An LGBT group at Duquesne University hopes plans are canceled to bring a Chick-fil-A restaurant to campus over fears that the corporation owned by a conservative Christian family will endanger their safe space.
Student senator Niko Martini proposed a resolution to the Student Government Association to remove the chicken sandwich outlet from consideration, according to Campus Reform:
“Chick-fil-A has a questionable history on civil rights and human rights. I think it’s imperative the university chooses to do business with organizations that coincide with the [university’s] mission and expectations they give students regarding diversity and inclusion.”
So far, Martini’s plight has not been successful, but the SGA said it would “consider an alternate resolution that would allow for a vetting process of the on-campus Chick-fil-A.”
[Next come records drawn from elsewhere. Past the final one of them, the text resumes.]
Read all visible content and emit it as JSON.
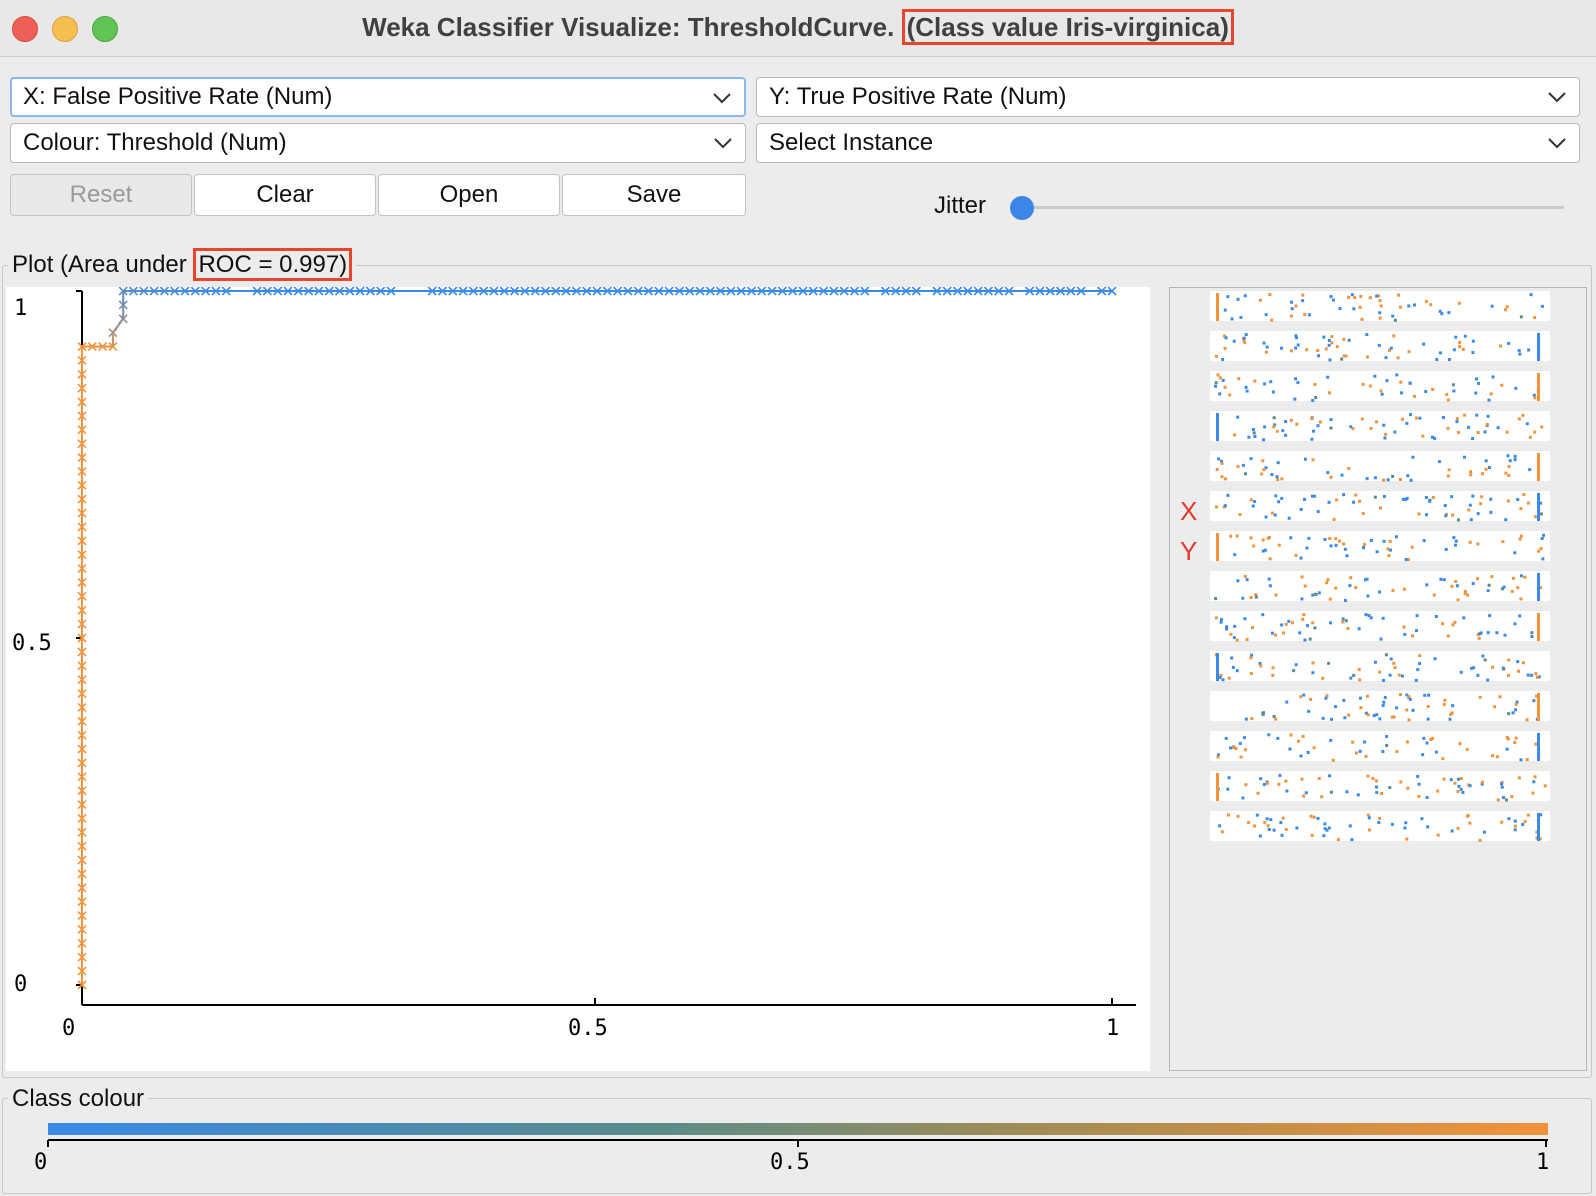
{
  "window": {
    "title_prefix": "Weka Classifier Visualize: ThresholdCurve.",
    "title_highlight": "(Class value Iris-virginica)"
  },
  "controls": {
    "x_axis": "X: False Positive Rate (Num)",
    "y_axis": "Y: True Positive Rate (Num)",
    "colour": "Colour: Threshold (Num)",
    "select_instance": "Select Instance",
    "reset": "Reset",
    "clear": "Clear",
    "open": "Open",
    "save": "Save",
    "jitter_label": "Jitter",
    "jitter_value": 0
  },
  "plot": {
    "legend_prefix": "Plot (Area under",
    "legend_highlight": "ROC = 0.997)"
  },
  "side": {
    "x_marker": "X",
    "y_marker": "Y"
  },
  "class_colour": {
    "legend": "Class colour",
    "ticks": [
      "0",
      "0.5",
      "1"
    ],
    "gradient_colors": [
      "#3a8be8",
      "#f2923a"
    ]
  },
  "chart_data": {
    "type": "scatter",
    "marker": "cross",
    "xlim": [
      0,
      1
    ],
    "ylim": [
      0,
      1
    ],
    "x_ticks": [
      "0",
      "0.5",
      "1"
    ],
    "y_ticks": [
      "0",
      "0.5",
      "1"
    ],
    "color_low": "#3a8be8",
    "color_high": "#f2923a",
    "points": [
      {
        "x": 0,
        "y": 0.0,
        "c": 1.0
      },
      {
        "x": 0,
        "y": 0.02,
        "c": 1.0
      },
      {
        "x": 0,
        "y": 0.04,
        "c": 1.0
      },
      {
        "x": 0,
        "y": 0.06,
        "c": 1.0
      },
      {
        "x": 0,
        "y": 0.08,
        "c": 1.0
      },
      {
        "x": 0,
        "y": 0.1,
        "c": 1.0
      },
      {
        "x": 0,
        "y": 0.12,
        "c": 1.0
      },
      {
        "x": 0,
        "y": 0.14,
        "c": 1.0
      },
      {
        "x": 0,
        "y": 0.16,
        "c": 1.0
      },
      {
        "x": 0,
        "y": 0.18,
        "c": 1.0
      },
      {
        "x": 0,
        "y": 0.2,
        "c": 1.0
      },
      {
        "x": 0,
        "y": 0.22,
        "c": 1.0
      },
      {
        "x": 0,
        "y": 0.24,
        "c": 1.0
      },
      {
        "x": 0,
        "y": 0.26,
        "c": 1.0
      },
      {
        "x": 0,
        "y": 0.28,
        "c": 1.0
      },
      {
        "x": 0,
        "y": 0.3,
        "c": 1.0
      },
      {
        "x": 0,
        "y": 0.32,
        "c": 1.0
      },
      {
        "x": 0,
        "y": 0.34,
        "c": 1.0
      },
      {
        "x": 0,
        "y": 0.36,
        "c": 1.0
      },
      {
        "x": 0,
        "y": 0.38,
        "c": 1.0
      },
      {
        "x": 0,
        "y": 0.4,
        "c": 1.0
      },
      {
        "x": 0,
        "y": 0.42,
        "c": 1.0
      },
      {
        "x": 0,
        "y": 0.44,
        "c": 1.0
      },
      {
        "x": 0,
        "y": 0.46,
        "c": 1.0
      },
      {
        "x": 0,
        "y": 0.48,
        "c": 1.0
      },
      {
        "x": 0,
        "y": 0.5,
        "c": 1.0
      },
      {
        "x": 0,
        "y": 0.52,
        "c": 1.0
      },
      {
        "x": 0,
        "y": 0.54,
        "c": 1.0
      },
      {
        "x": 0,
        "y": 0.56,
        "c": 1.0
      },
      {
        "x": 0,
        "y": 0.58,
        "c": 1.0
      },
      {
        "x": 0,
        "y": 0.6,
        "c": 1.0
      },
      {
        "x": 0,
        "y": 0.62,
        "c": 1.0
      },
      {
        "x": 0,
        "y": 0.64,
        "c": 1.0
      },
      {
        "x": 0,
        "y": 0.66,
        "c": 1.0
      },
      {
        "x": 0,
        "y": 0.68,
        "c": 1.0
      },
      {
        "x": 0,
        "y": 0.7,
        "c": 1.0
      },
      {
        "x": 0,
        "y": 0.72,
        "c": 1.0
      },
      {
        "x": 0,
        "y": 0.74,
        "c": 1.0
      },
      {
        "x": 0,
        "y": 0.76,
        "c": 1.0
      },
      {
        "x": 0,
        "y": 0.78,
        "c": 1.0
      },
      {
        "x": 0,
        "y": 0.8,
        "c": 1.0
      },
      {
        "x": 0,
        "y": 0.82,
        "c": 1.0
      },
      {
        "x": 0,
        "y": 0.84,
        "c": 1.0
      },
      {
        "x": 0,
        "y": 0.86,
        "c": 1.0
      },
      {
        "x": 0,
        "y": 0.88,
        "c": 1.0
      },
      {
        "x": 0,
        "y": 0.9,
        "c": 1.0
      },
      {
        "x": 0,
        "y": 0.92,
        "c": 1.0
      },
      {
        "x": 0.01,
        "y": 0.92,
        "c": 0.98
      },
      {
        "x": 0.02,
        "y": 0.92,
        "c": 0.97
      },
      {
        "x": 0.03,
        "y": 0.92,
        "c": 0.95
      },
      {
        "x": 0.03,
        "y": 0.94,
        "c": 0.6
      },
      {
        "x": 0.04,
        "y": 0.96,
        "c": 0.45
      },
      {
        "x": 0.04,
        "y": 0.98,
        "c": 0.3
      },
      {
        "x": 0.04,
        "y": 1.0,
        "c": 0.2
      },
      {
        "x": 0.05,
        "y": 1.0,
        "c": 0.15
      },
      {
        "x": 0.06,
        "y": 1.0,
        "c": 0.12
      },
      {
        "x": 0.07,
        "y": 1.0,
        "c": 0.1
      },
      {
        "x": 0.08,
        "y": 1.0,
        "c": 0.08
      },
      {
        "x": 0.09,
        "y": 1.0,
        "c": 0.06
      },
      {
        "x": 0.1,
        "y": 1.0,
        "c": 0.05
      },
      {
        "x": 0.11,
        "y": 1.0,
        "c": 0.04
      },
      {
        "x": 0.12,
        "y": 1.0,
        "c": 0.03
      },
      {
        "x": 0.13,
        "y": 1.0,
        "c": 0.02
      },
      {
        "x": 0.14,
        "y": 1.0,
        "c": 0.02
      },
      {
        "x": 0.17,
        "y": 1.0,
        "c": 0.01
      },
      {
        "x": 0.18,
        "y": 1.0,
        "c": 0.01
      },
      {
        "x": 0.19,
        "y": 1.0,
        "c": 0.01
      },
      {
        "x": 0.2,
        "y": 1.0,
        "c": 0.01
      },
      {
        "x": 0.21,
        "y": 1.0,
        "c": 0.01
      },
      {
        "x": 0.22,
        "y": 1.0,
        "c": 0.01
      },
      {
        "x": 0.23,
        "y": 1.0,
        "c": 0.01
      },
      {
        "x": 0.24,
        "y": 1.0,
        "c": 0.01
      },
      {
        "x": 0.25,
        "y": 1.0,
        "c": 0.01
      },
      {
        "x": 0.26,
        "y": 1.0,
        "c": 0.01
      },
      {
        "x": 0.27,
        "y": 1.0,
        "c": 0.01
      },
      {
        "x": 0.28,
        "y": 1.0,
        "c": 0.0
      },
      {
        "x": 0.29,
        "y": 1.0,
        "c": 0.0
      },
      {
        "x": 0.3,
        "y": 1.0,
        "c": 0.0
      },
      {
        "x": 0.34,
        "y": 1.0,
        "c": 0.0
      },
      {
        "x": 0.35,
        "y": 1.0,
        "c": 0.0
      },
      {
        "x": 0.36,
        "y": 1.0,
        "c": 0.0
      },
      {
        "x": 0.37,
        "y": 1.0,
        "c": 0.0
      },
      {
        "x": 0.38,
        "y": 1.0,
        "c": 0.0
      },
      {
        "x": 0.39,
        "y": 1.0,
        "c": 0.0
      },
      {
        "x": 0.4,
        "y": 1.0,
        "c": 0.0
      },
      {
        "x": 0.41,
        "y": 1.0,
        "c": 0.0
      },
      {
        "x": 0.42,
        "y": 1.0,
        "c": 0.0
      },
      {
        "x": 0.43,
        "y": 1.0,
        "c": 0.0
      },
      {
        "x": 0.44,
        "y": 1.0,
        "c": 0.0
      },
      {
        "x": 0.45,
        "y": 1.0,
        "c": 0.0
      },
      {
        "x": 0.46,
        "y": 1.0,
        "c": 0.0
      },
      {
        "x": 0.47,
        "y": 1.0,
        "c": 0.0
      },
      {
        "x": 0.48,
        "y": 1.0,
        "c": 0.0
      },
      {
        "x": 0.49,
        "y": 1.0,
        "c": 0.0
      },
      {
        "x": 0.5,
        "y": 1.0,
        "c": 0.0
      },
      {
        "x": 0.51,
        "y": 1.0,
        "c": 0.0
      },
      {
        "x": 0.52,
        "y": 1.0,
        "c": 0.0
      },
      {
        "x": 0.53,
        "y": 1.0,
        "c": 0.0
      },
      {
        "x": 0.54,
        "y": 1.0,
        "c": 0.0
      },
      {
        "x": 0.55,
        "y": 1.0,
        "c": 0.0
      },
      {
        "x": 0.56,
        "y": 1.0,
        "c": 0.0
      },
      {
        "x": 0.57,
        "y": 1.0,
        "c": 0.0
      },
      {
        "x": 0.58,
        "y": 1.0,
        "c": 0.0
      },
      {
        "x": 0.59,
        "y": 1.0,
        "c": 0.0
      },
      {
        "x": 0.6,
        "y": 1.0,
        "c": 0.0
      },
      {
        "x": 0.61,
        "y": 1.0,
        "c": 0.0
      },
      {
        "x": 0.62,
        "y": 1.0,
        "c": 0.0
      },
      {
        "x": 0.63,
        "y": 1.0,
        "c": 0.0
      },
      {
        "x": 0.64,
        "y": 1.0,
        "c": 0.0
      },
      {
        "x": 0.65,
        "y": 1.0,
        "c": 0.0
      },
      {
        "x": 0.66,
        "y": 1.0,
        "c": 0.0
      },
      {
        "x": 0.67,
        "y": 1.0,
        "c": 0.0
      },
      {
        "x": 0.68,
        "y": 1.0,
        "c": 0.0
      },
      {
        "x": 0.69,
        "y": 1.0,
        "c": 0.0
      },
      {
        "x": 0.7,
        "y": 1.0,
        "c": 0.0
      },
      {
        "x": 0.71,
        "y": 1.0,
        "c": 0.0
      },
      {
        "x": 0.72,
        "y": 1.0,
        "c": 0.0
      },
      {
        "x": 0.73,
        "y": 1.0,
        "c": 0.0
      },
      {
        "x": 0.74,
        "y": 1.0,
        "c": 0.0
      },
      {
        "x": 0.75,
        "y": 1.0,
        "c": 0.0
      },
      {
        "x": 0.76,
        "y": 1.0,
        "c": 0.0
      },
      {
        "x": 0.78,
        "y": 1.0,
        "c": 0.0
      },
      {
        "x": 0.79,
        "y": 1.0,
        "c": 0.0
      },
      {
        "x": 0.8,
        "y": 1.0,
        "c": 0.0
      },
      {
        "x": 0.81,
        "y": 1.0,
        "c": 0.0
      },
      {
        "x": 0.83,
        "y": 1.0,
        "c": 0.0
      },
      {
        "x": 0.84,
        "y": 1.0,
        "c": 0.0
      },
      {
        "x": 0.85,
        "y": 1.0,
        "c": 0.0
      },
      {
        "x": 0.86,
        "y": 1.0,
        "c": 0.0
      },
      {
        "x": 0.87,
        "y": 1.0,
        "c": 0.0
      },
      {
        "x": 0.88,
        "y": 1.0,
        "c": 0.0
      },
      {
        "x": 0.89,
        "y": 1.0,
        "c": 0.0
      },
      {
        "x": 0.9,
        "y": 1.0,
        "c": 0.0
      },
      {
        "x": 0.92,
        "y": 1.0,
        "c": 0.0
      },
      {
        "x": 0.93,
        "y": 1.0,
        "c": 0.0
      },
      {
        "x": 0.94,
        "y": 1.0,
        "c": 0.0
      },
      {
        "x": 0.95,
        "y": 1.0,
        "c": 0.0
      },
      {
        "x": 0.96,
        "y": 1.0,
        "c": 0.0
      },
      {
        "x": 0.97,
        "y": 1.0,
        "c": 0.0
      },
      {
        "x": 0.99,
        "y": 1.0,
        "c": 0.0
      },
      {
        "x": 1.0,
        "y": 1.0,
        "c": 0.0
      }
    ]
  }
}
Martini is also on the executive board of Duquesne’s Gay-Straight Alliance, which feels the presence of the restaurant puts the LGBT community at risk. The group’s president Rachel Coury said:
“I’ve tried very hard within the last semester and a half to promote this safe environment for the LGBTQ community. So I fear that with the Chick-fil-A being in Options [an on-campus food court] that maybe people will feel that safe place is at risk.
“It would be a really big deal for Lambda [Gay-Straight Alliance] and the whole LGBTQ community on campus if someone could make a statement to eliminate the fear of being marginalized by having this business on campus.”
And the SGA is actually considering the suggestion, saying its “gathering students’ opinions and getting all the facts” so they can make the right decision.
The university, however, said the majority of students want another chicken option on campus and would be more than happy to have a Chick-fil-A close by.